Nick Pratto 2017 MLB Draft Profile
It’s been beaten to death the fact that California seems to be the primary source of premium athletic talent, and Nick Pratto adds to the lengthy list. Hailing from Huntington Beach High School, he’ll be the 27th player picked up by an MLB franchise from that school. According to MLB.com, the pitcher/first baseman is considered to be a possible first-rounder as well, and one of the best players available.
Initial reports had the lefty as a decent pitcher with a polished high school bat. At 6’2″ and 200 pounds, he’s a good-sized kid for 18 years old. Because of his hitting and defensive play, teams consider him as a position player, rather than a pitcher at this point.
If your definition of a “five-tool player” is a prospect showing average or above average abilities in all five categories, Pratto is your man. Athletic, determined, and praised for his plus hitting and fielding, he profiles as more than just a first baseman at the big-league level. He’s also already been on the big stage, when he competed in the Little League World Series in 2011.
The first thing mentioned about Pratto is his advanced hitting. He is widely regarded as the most advanced bat within the high school ranks. Projected as a plus hitter with average power, he’s especially coveted for his plus defense paired with an above average arm.
Pratto doesn’t fall in with the one dimensional first baseman-type. He’ll be a Gold Gove contender if he pans out, with defensive numbers that’ll satisfy any General Manager in building a contender.
Pratto has a good bat and is a great defender, but at 6’2″ and 200 pounds at 18 years of age, it’s unlikely Pratto will grow much more. And his power has been judged in harsh manner because of it. He’s considered undersized for a big league first baseman.
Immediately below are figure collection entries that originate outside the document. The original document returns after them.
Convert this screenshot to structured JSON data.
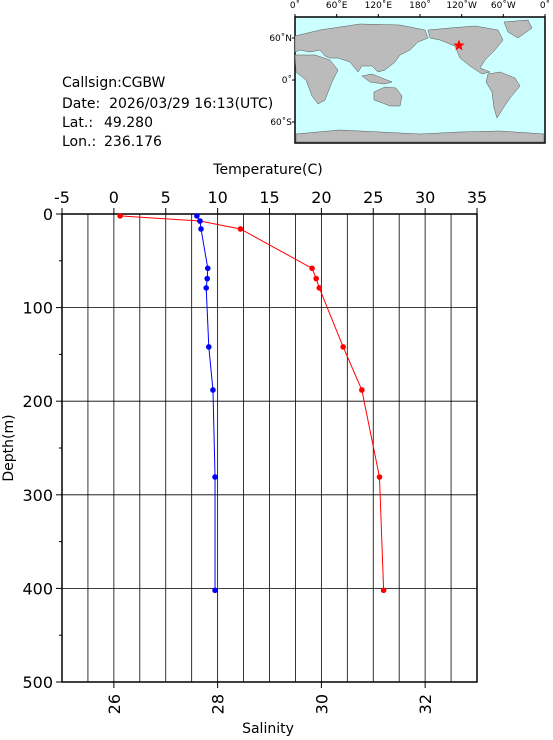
{
  "info": {
    "callsign": "Callsign:CGBW",
    "date": "Date:  2026/03/29 16:13(UTC)",
    "lat_label": "Lat.:",
    "lat": {
      "value": 49.28,
      "label": "49.280"
    },
    "lon_label": "Lon.:",
    "lon": {
      "value": 236.176,
      "label": "236.176"
    }
  },
  "map": {
    "lon_labels": [
      "0˚",
      "60˚E",
      "120˚E",
      "180˚",
      "120˚W",
      "60˚W",
      "0˚"
    ],
    "lat_labels": [
      "60˚N",
      "0˚",
      "60˚S"
    ],
    "star_color": "#ff0000"
  },
  "chart_data": {
    "type": "line",
    "ylabel": "Depth(m)",
    "ylim": [
      0,
      500
    ],
    "yticks": [
      0,
      100,
      200,
      300,
      400,
      500
    ],
    "y_minor_ticks": [
      50,
      150,
      250,
      350,
      450
    ],
    "depth": [
      2,
      7.5,
      16,
      58,
      69,
      79,
      142,
      188,
      281,
      402
    ],
    "top_axis": {
      "label": "Temperature(C)",
      "lim": [
        -5,
        35
      ],
      "ticks": [
        -5,
        0,
        5,
        10,
        15,
        20,
        25,
        30,
        35
      ]
    },
    "bottom_axis": {
      "label": "Salinity",
      "lim": [
        25,
        33
      ],
      "ticks": [
        26,
        28,
        30,
        32
      ],
      "grid": [
        25.5,
        26,
        26.5,
        27,
        27.5,
        28,
        28.5,
        29,
        29.5,
        30,
        30.5,
        31,
        31.5,
        32,
        32.5
      ]
    },
    "grid": true,
    "series": [
      {
        "axis": "top",
        "color": "#ff0000",
        "values": [
          0.6,
          8.3,
          12.2,
          19.1,
          19.5,
          19.8,
          22.1,
          23.9,
          25.6,
          26.0
        ]
      },
      {
        "axis": "bottom",
        "color": "#0000ff",
        "values": [
          27.6,
          27.66,
          27.68,
          27.81,
          27.8,
          27.78,
          27.83,
          27.91,
          27.95,
          27.95
        ]
      }
    ]
  }
}
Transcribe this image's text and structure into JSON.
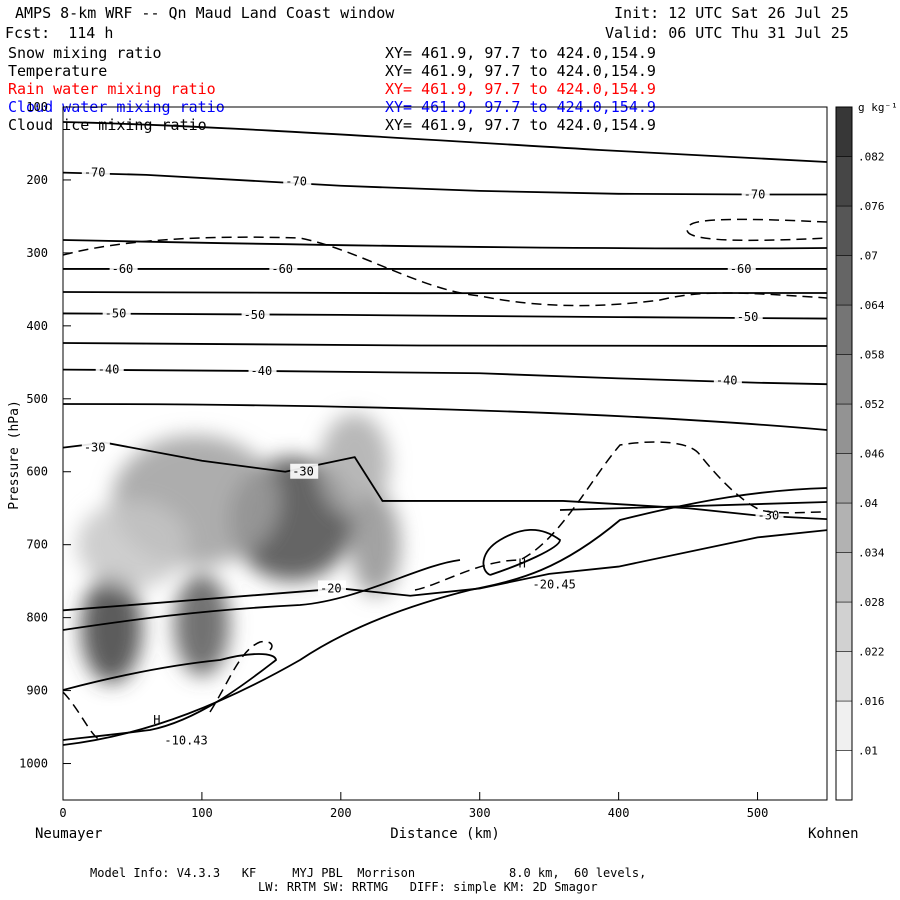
{
  "header": {
    "title": "AMPS 8-km WRF -- Qn Maud Land Coast window",
    "init": "Init: 12 UTC Sat 26 Jul 25",
    "fcst": "Fcst:  114 h",
    "valid": "Valid: 06 UTC Thu 31 Jul 25"
  },
  "fields": [
    {
      "name": "Snow mixing ratio",
      "xy": "XY= 461.9, 97.7 to 424.0,154.9",
      "color": "#000000"
    },
    {
      "name": "Temperature",
      "xy": "XY= 461.9, 97.7 to 424.0,154.9",
      "color": "#000000"
    },
    {
      "name": "Rain water mixing ratio",
      "xy": "XY= 461.9, 97.7 to 424.0,154.9",
      "color": "#ff0000"
    },
    {
      "name": "Cloud water mixing ratio",
      "xy": "XY= 461.9, 97.7 to 424.0,154.9",
      "color": "#0000ff"
    },
    {
      "name": "Cloud ice mixing ratio",
      "xy": "XY= 461.9, 97.7 to 424.0,154.9",
      "color": "#000000"
    }
  ],
  "footer": {
    "line1": "Model Info: V4.3.3   KF     MYJ PBL  Morrison             8.0 km,  60 levels,",
    "line2": "LW: RRTM SW: RRTMG   DIFF: simple KM: 2D Smagor"
  },
  "chart_data": {
    "type": "contour",
    "xlabel": "Distance (km)",
    "ylabel": "Pressure (hPa)",
    "x_left_label": "Neumayer",
    "x_right_label": "Kohnen",
    "xlim": [
      0,
      550
    ],
    "ylim": [
      1050,
      100
    ],
    "xticks": [
      0,
      100,
      200,
      300,
      400,
      500
    ],
    "yticks": [
      100,
      200,
      300,
      400,
      500,
      600,
      700,
      800,
      900,
      1000
    ],
    "colorbar": {
      "unit": "g kg⁻¹",
      "ticks": [
        ".01",
        ".016",
        ".022",
        ".028",
        ".034",
        ".04",
        ".046",
        ".052",
        ".058",
        ".064",
        ".07",
        ".076",
        ".082"
      ],
      "min": 0.007,
      "max": 0.088
    },
    "snow_blobs": [
      {
        "x": 35,
        "p": 815,
        "rx": 22,
        "rp": 75,
        "v": 0.082
      },
      {
        "x": 100,
        "p": 810,
        "rx": 20,
        "rp": 70,
        "v": 0.072
      },
      {
        "x": 165,
        "p": 665,
        "rx": 45,
        "rp": 85,
        "v": 0.078
      },
      {
        "x": 95,
        "p": 640,
        "rx": 60,
        "rp": 90,
        "v": 0.045
      },
      {
        "x": 210,
        "p": 590,
        "rx": 25,
        "rp": 70,
        "v": 0.04
      },
      {
        "x": 225,
        "p": 700,
        "rx": 18,
        "rp": 70,
        "v": 0.05
      },
      {
        "x": 50,
        "p": 700,
        "rx": 40,
        "rp": 60,
        "v": 0.03
      }
    ],
    "temperature_contours": [
      {
        "label": "-70",
        "points": [
          [
            0,
            190
          ],
          [
            60,
            193
          ],
          [
            200,
            208
          ],
          [
            300,
            215
          ],
          [
            400,
            219
          ],
          [
            500,
            220
          ],
          [
            550,
            220
          ]
        ],
        "label_at": [
          [
            15,
            190
          ],
          [
            160,
            202
          ],
          [
            490,
            220
          ]
        ]
      },
      {
        "label": "-60",
        "points": [
          [
            0,
            322
          ],
          [
            550,
            322
          ]
        ],
        "label_at": [
          [
            35,
            322
          ],
          [
            150,
            322
          ],
          [
            480,
            322
          ]
        ]
      },
      {
        "label": "-50",
        "points": [
          [
            0,
            383
          ],
          [
            200,
            385
          ],
          [
            400,
            388
          ],
          [
            550,
            390
          ]
        ],
        "label_at": [
          [
            30,
            383
          ],
          [
            130,
            385
          ],
          [
            485,
            388
          ]
        ]
      },
      {
        "label": "-40",
        "points": [
          [
            0,
            460
          ],
          [
            150,
            462
          ],
          [
            300,
            465
          ],
          [
            400,
            472
          ],
          [
            500,
            478
          ],
          [
            550,
            480
          ]
        ],
        "label_at": [
          [
            25,
            460
          ],
          [
            135,
            462
          ],
          [
            470,
            475
          ]
        ]
      },
      {
        "label": "-30",
        "points": [
          [
            0,
            567
          ],
          [
            30,
            560
          ],
          [
            100,
            585
          ],
          [
            160,
            600
          ],
          [
            210,
            580
          ],
          [
            230,
            640
          ],
          [
            300,
            640
          ],
          [
            360,
            640
          ],
          [
            450,
            650
          ],
          [
            500,
            660
          ],
          [
            550,
            665
          ]
        ],
        "label_at": [
          [
            15,
            567
          ],
          [
            165,
            600
          ],
          [
            500,
            660
          ]
        ]
      },
      {
        "label": "-20",
        "points": [
          [
            0,
            790
          ],
          [
            100,
            775
          ],
          [
            200,
            760
          ],
          [
            250,
            770
          ],
          [
            300,
            760
          ],
          [
            350,
            740
          ],
          [
            400,
            730
          ],
          [
            500,
            690
          ],
          [
            550,
            680
          ]
        ],
        "label_at": [
          [
            185,
            760
          ]
        ]
      }
    ],
    "annotations": [
      {
        "text": "H",
        "x": 65,
        "p": 946
      },
      {
        "text": "-10.43",
        "x": 73,
        "p": 974
      },
      {
        "text": "H",
        "x": 328,
        "p": 731
      },
      {
        "text": "-20.45",
        "x": 338,
        "p": 760
      }
    ]
  }
}
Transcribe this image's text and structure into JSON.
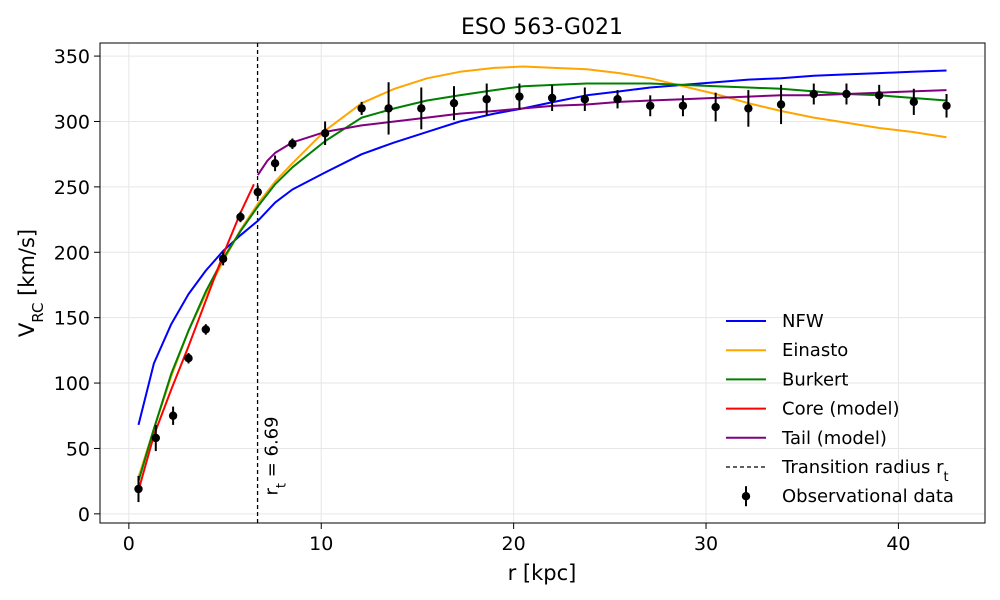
{
  "chart_data": {
    "type": "line",
    "title": "ESO 563-G021",
    "xlabel": "r [kpc]",
    "ylabel": "V_RC [km/s]",
    "xlim": [
      -1.5,
      44.5
    ],
    "ylim": [
      -7,
      360
    ],
    "xticks": [
      0,
      10,
      20,
      30,
      40
    ],
    "yticks": [
      0,
      50,
      100,
      150,
      200,
      250,
      300,
      350
    ],
    "grid": true,
    "legend_position": "bottom-right",
    "transition_radius": 6.69,
    "transition_label": "r_t = 6.69",
    "series": [
      {
        "name": "NFW",
        "color": "#0000ff",
        "x": [
          0.5,
          1.3,
          2.2,
          3.1,
          4.0,
          4.9,
          5.8,
          6.7,
          7.6,
          8.5,
          10.2,
          12.1,
          13.8,
          15.5,
          17.2,
          19.0,
          20.5,
          22.1,
          23.8,
          25.5,
          27.1,
          28.8,
          30.5,
          32.2,
          33.9,
          35.6,
          37.3,
          39.0,
          40.7,
          42.5
        ],
        "y": [
          68,
          115,
          145,
          168,
          186,
          201,
          213,
          224,
          238,
          248,
          261,
          275,
          284,
          292,
          300,
          306,
          310,
          315,
          320,
          323,
          326,
          328,
          330,
          332,
          333,
          335,
          336,
          337,
          338,
          339
        ]
      },
      {
        "name": "Einasto",
        "color": "#ffa500",
        "x": [
          0.5,
          1.3,
          2.2,
          3.1,
          4.0,
          4.9,
          5.8,
          6.7,
          7.6,
          8.5,
          10.2,
          12.1,
          13.8,
          15.5,
          17.2,
          19.0,
          20.5,
          22.1,
          23.8,
          25.5,
          27.1,
          28.8,
          30.5,
          32.2,
          33.9,
          35.6,
          37.3,
          39.0,
          40.7,
          42.5
        ],
        "y": [
          28,
          65,
          105,
          140,
          168,
          193,
          217,
          237,
          254,
          268,
          293,
          314,
          325,
          333,
          338,
          341,
          342,
          341,
          340,
          337,
          333,
          327,
          321,
          314,
          308,
          303,
          299,
          295,
          292,
          288
        ]
      },
      {
        "name": "Burkert",
        "color": "#008000",
        "x": [
          0.5,
          1.3,
          2.2,
          3.1,
          4.0,
          4.9,
          5.8,
          6.7,
          7.6,
          8.5,
          10.2,
          12.1,
          13.8,
          15.5,
          17.2,
          19.0,
          20.5,
          22.1,
          23.8,
          25.5,
          27.1,
          28.8,
          30.5,
          32.2,
          33.9,
          35.6,
          37.3,
          39.0,
          40.7,
          42.5
        ],
        "y": [
          25,
          65,
          107,
          140,
          170,
          195,
          216,
          235,
          252,
          265,
          285,
          303,
          310,
          316,
          320,
          324,
          327,
          328,
          329,
          329,
          329,
          328,
          327,
          326,
          325,
          323,
          321,
          320,
          318,
          316
        ]
      },
      {
        "name": "Core (model)",
        "color": "#ff0000",
        "x": [
          0.5,
          1.3,
          2.2,
          3.1,
          4.0,
          4.9,
          5.8,
          6.5
        ],
        "y": [
          18,
          60,
          95,
          128,
          163,
          198,
          230,
          252
        ]
      },
      {
        "name": "Tail (model)",
        "color": "#800080",
        "x": [
          6.7,
          7.2,
          7.6,
          8.5,
          10.2,
          12.1,
          13.8,
          15.5,
          17.2,
          19.0,
          20.5,
          22.1,
          23.8,
          25.5,
          27.1,
          28.8,
          30.5,
          32.2,
          33.9,
          35.6,
          37.3,
          39.0,
          40.7,
          42.5
        ],
        "y": [
          259,
          270,
          276,
          284,
          292,
          297,
          300,
          303,
          306,
          308,
          310,
          312,
          313,
          315,
          316,
          317,
          318,
          319,
          320,
          320,
          321,
          322,
          323,
          324
        ]
      }
    ],
    "observational_data": {
      "name": "Observational data",
      "color": "#000000",
      "x": [
        0.5,
        1.4,
        2.3,
        3.1,
        4.0,
        4.9,
        5.8,
        6.7,
        7.6,
        8.5,
        10.2,
        12.1,
        13.5,
        15.2,
        16.9,
        18.6,
        20.3,
        22.0,
        23.7,
        25.4,
        27.1,
        28.8,
        30.5,
        32.2,
        33.9,
        35.6,
        37.3,
        39.0,
        40.8,
        42.5
      ],
      "y": [
        19,
        58,
        75,
        119,
        141,
        195,
        227,
        246,
        268,
        283,
        291,
        310,
        310,
        310,
        314,
        317,
        319,
        318,
        317,
        317,
        312,
        312,
        311,
        310,
        313,
        321,
        321,
        320,
        315,
        312
      ],
      "err": [
        10,
        10,
        7,
        4,
        4,
        5,
        4,
        5,
        6,
        4,
        9,
        5,
        20,
        16,
        13,
        12,
        10,
        10,
        9,
        7,
        8,
        8,
        11,
        14,
        15,
        8,
        8,
        8,
        10,
        9
      ]
    },
    "legend": [
      {
        "label": "NFW",
        "kind": "line",
        "color": "#0000ff"
      },
      {
        "label": "Einasto",
        "kind": "line",
        "color": "#ffa500"
      },
      {
        "label": "Burkert",
        "kind": "line",
        "color": "#008000"
      },
      {
        "label": "Core (model)",
        "kind": "line",
        "color": "#ff0000"
      },
      {
        "label": "Tail (model)",
        "kind": "line",
        "color": "#800080"
      },
      {
        "label": "Transition radius r_t",
        "kind": "dashed",
        "color": "#000000"
      },
      {
        "label": "Observational data",
        "kind": "errorbar",
        "color": "#000000"
      }
    ]
  }
}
He may not grow into “first base size” such as 6’5″ Freddie Freeman, or 6’4″ Mark Trumbo. But this is just overly-picky scouting at this point, as Joey Votto sits at 6’2″, 220, and Eric Thames is 6″ and 210. It’s a worry that only makes sense in the scope of hitting for power. The likes of Thames and Prince Fielder have proven that home run power is possible without “first base size.”
@PatrickMollette yep it’s plus right now and he’s been hitting for more power this spring too. Plus now in that area as well.
— Carlos Collazo (@CarlosACollazo) May 19, 2017
Of course, Thames and Fielder are still sized players without considering height, and Votto is a potential Hall of Fame talent if he keeps up. It’s hard to imagine Pratto failing to put on 15+ pounds and another inch during the minor-league grind though.
As mentioned earlier, Pratto looks quite a bit like a slightly smaller Eric Hosmer. Pratto is already a proven winner, much like Hosmer. He has the ability to play first base better than most in the league every year, and might even swipe double-digit bags in his early days as well.